Someone very clever has developed software, called Homebridge, that allows almost any device to be recognised as a Home kit device and interacted with from Siri.

My work today consisted of installing the Homebridge software on a Raspberry PI model B (the most basic and oldest) and other software on HomeSeer that allows the two to integrate. The result: I can tell Siri by voice from an iPad or iPhone "hey Siri, turn on The Light in the lamp" and, as if by magic, The Light comes on.
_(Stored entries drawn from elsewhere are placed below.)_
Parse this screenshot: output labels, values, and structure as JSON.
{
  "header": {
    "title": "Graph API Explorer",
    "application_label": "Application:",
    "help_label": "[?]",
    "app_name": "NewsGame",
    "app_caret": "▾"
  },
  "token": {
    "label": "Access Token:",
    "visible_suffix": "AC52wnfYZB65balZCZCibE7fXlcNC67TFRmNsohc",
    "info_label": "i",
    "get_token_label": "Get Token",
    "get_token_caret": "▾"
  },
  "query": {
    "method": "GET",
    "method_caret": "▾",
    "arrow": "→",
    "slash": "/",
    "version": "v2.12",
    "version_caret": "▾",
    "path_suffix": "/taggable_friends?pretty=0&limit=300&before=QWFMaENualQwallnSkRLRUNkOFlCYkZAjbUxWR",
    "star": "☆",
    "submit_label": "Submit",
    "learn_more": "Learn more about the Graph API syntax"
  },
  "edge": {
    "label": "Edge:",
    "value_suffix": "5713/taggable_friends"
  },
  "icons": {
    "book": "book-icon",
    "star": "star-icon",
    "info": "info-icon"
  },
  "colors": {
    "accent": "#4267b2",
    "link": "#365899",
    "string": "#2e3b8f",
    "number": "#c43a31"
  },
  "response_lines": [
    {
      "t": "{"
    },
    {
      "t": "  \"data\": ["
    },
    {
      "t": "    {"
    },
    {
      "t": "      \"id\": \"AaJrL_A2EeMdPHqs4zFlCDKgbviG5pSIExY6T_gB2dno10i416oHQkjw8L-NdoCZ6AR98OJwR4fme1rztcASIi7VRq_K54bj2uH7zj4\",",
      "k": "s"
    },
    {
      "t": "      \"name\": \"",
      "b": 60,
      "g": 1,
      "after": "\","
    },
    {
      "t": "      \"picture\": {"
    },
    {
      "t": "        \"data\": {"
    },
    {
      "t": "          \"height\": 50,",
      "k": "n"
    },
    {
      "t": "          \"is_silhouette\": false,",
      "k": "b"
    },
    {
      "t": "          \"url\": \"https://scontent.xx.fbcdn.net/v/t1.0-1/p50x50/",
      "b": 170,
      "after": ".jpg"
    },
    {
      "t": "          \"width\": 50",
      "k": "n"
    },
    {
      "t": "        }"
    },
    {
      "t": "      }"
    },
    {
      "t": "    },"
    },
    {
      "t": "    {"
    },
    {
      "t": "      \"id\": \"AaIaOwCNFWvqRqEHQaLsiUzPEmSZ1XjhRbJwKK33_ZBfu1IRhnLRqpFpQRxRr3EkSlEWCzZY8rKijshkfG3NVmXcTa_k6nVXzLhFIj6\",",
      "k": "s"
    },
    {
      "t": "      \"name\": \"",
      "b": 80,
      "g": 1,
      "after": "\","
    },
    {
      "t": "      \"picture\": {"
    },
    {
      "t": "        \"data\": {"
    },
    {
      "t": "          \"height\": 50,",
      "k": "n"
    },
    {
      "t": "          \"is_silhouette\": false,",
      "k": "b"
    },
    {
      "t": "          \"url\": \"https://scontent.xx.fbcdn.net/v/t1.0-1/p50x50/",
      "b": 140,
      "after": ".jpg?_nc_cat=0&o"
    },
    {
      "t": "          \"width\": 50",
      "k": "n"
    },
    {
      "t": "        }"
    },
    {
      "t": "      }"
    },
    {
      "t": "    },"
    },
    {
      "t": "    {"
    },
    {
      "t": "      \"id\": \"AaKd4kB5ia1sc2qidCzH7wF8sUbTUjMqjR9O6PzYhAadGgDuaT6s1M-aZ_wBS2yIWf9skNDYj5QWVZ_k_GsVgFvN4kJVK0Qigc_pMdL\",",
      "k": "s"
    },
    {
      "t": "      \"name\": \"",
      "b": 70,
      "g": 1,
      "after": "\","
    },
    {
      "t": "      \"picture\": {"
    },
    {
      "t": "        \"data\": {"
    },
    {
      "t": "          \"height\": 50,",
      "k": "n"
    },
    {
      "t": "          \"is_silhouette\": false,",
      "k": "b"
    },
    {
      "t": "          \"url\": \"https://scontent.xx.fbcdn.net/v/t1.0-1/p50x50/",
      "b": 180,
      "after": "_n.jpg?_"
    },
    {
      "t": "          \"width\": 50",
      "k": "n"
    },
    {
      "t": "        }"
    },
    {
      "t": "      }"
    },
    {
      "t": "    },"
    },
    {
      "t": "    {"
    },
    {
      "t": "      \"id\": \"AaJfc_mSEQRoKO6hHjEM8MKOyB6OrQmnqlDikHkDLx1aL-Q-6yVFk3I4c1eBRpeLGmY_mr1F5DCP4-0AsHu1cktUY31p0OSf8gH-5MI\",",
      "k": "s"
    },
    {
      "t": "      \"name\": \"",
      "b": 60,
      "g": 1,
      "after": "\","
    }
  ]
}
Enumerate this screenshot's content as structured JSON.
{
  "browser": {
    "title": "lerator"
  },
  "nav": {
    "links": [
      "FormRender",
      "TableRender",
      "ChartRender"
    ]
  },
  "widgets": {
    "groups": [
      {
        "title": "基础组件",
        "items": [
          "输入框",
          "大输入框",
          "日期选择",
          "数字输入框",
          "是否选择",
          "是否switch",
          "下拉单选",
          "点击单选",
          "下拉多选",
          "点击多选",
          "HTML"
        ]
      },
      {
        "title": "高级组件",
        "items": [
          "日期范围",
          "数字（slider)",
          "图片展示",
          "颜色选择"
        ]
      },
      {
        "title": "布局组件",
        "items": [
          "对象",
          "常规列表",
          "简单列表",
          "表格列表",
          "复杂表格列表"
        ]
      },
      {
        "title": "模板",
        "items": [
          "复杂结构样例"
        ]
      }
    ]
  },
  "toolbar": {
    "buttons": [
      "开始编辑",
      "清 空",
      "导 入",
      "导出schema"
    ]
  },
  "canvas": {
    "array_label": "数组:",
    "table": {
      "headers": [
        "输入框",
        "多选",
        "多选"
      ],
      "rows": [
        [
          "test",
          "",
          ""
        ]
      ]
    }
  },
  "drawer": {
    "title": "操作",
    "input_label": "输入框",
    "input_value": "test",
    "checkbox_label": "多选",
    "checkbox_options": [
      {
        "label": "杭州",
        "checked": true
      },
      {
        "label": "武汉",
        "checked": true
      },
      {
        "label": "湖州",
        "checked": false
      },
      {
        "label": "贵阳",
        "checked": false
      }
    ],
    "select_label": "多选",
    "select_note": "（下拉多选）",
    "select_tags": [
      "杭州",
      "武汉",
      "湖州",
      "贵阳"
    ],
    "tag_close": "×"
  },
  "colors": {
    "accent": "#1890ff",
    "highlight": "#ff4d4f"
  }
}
At the moment I have some lights in the house and all the temperature and humidity sensors in the house included in Homebridge (I can say "hey, Siri, what's the temperature in the living room" and Siri will respond immediately with the temperature).

The installation is not difficult, but it is a little bit complicated and cumbersome. First install a current version of Raspbian Jessie, then update it. Then install Node.js and, finally, Homebridge. The configuration is not very complicated either, but it is not very clear because the information on the internet is a bit contradictory and you have to go through trial and error.

I have a lot of work ahead of me to integrate the rest of the house. The first thing will be the alarm, I will be able to say to Siri when I go to bed "goodnight" and Siri will turn off the lights, set the heating to night mode and set the alarm to night mode (only external sensors active), "I'm leaving the house" and set the alarm to partial mode or "good morning" and remove the alarm, set the heating higher and whatever else it needs to do to get the house up and running for the day.

The truth is that it is not easy, but I think it is worth the effort.

Update: 17/12/2016: I give up! After a few days of fiddling around I have not been able to get this invention to work properly. Every few hours I get a message on the iPad saying that there is no response from the devices and the only way I have found to get it to work again is to delete the house on the iPad and recreate it, which means putting each device back in its corresponding room, creating the scenes, etc... a lot of work. I like the system, so I'll try it again a bit later.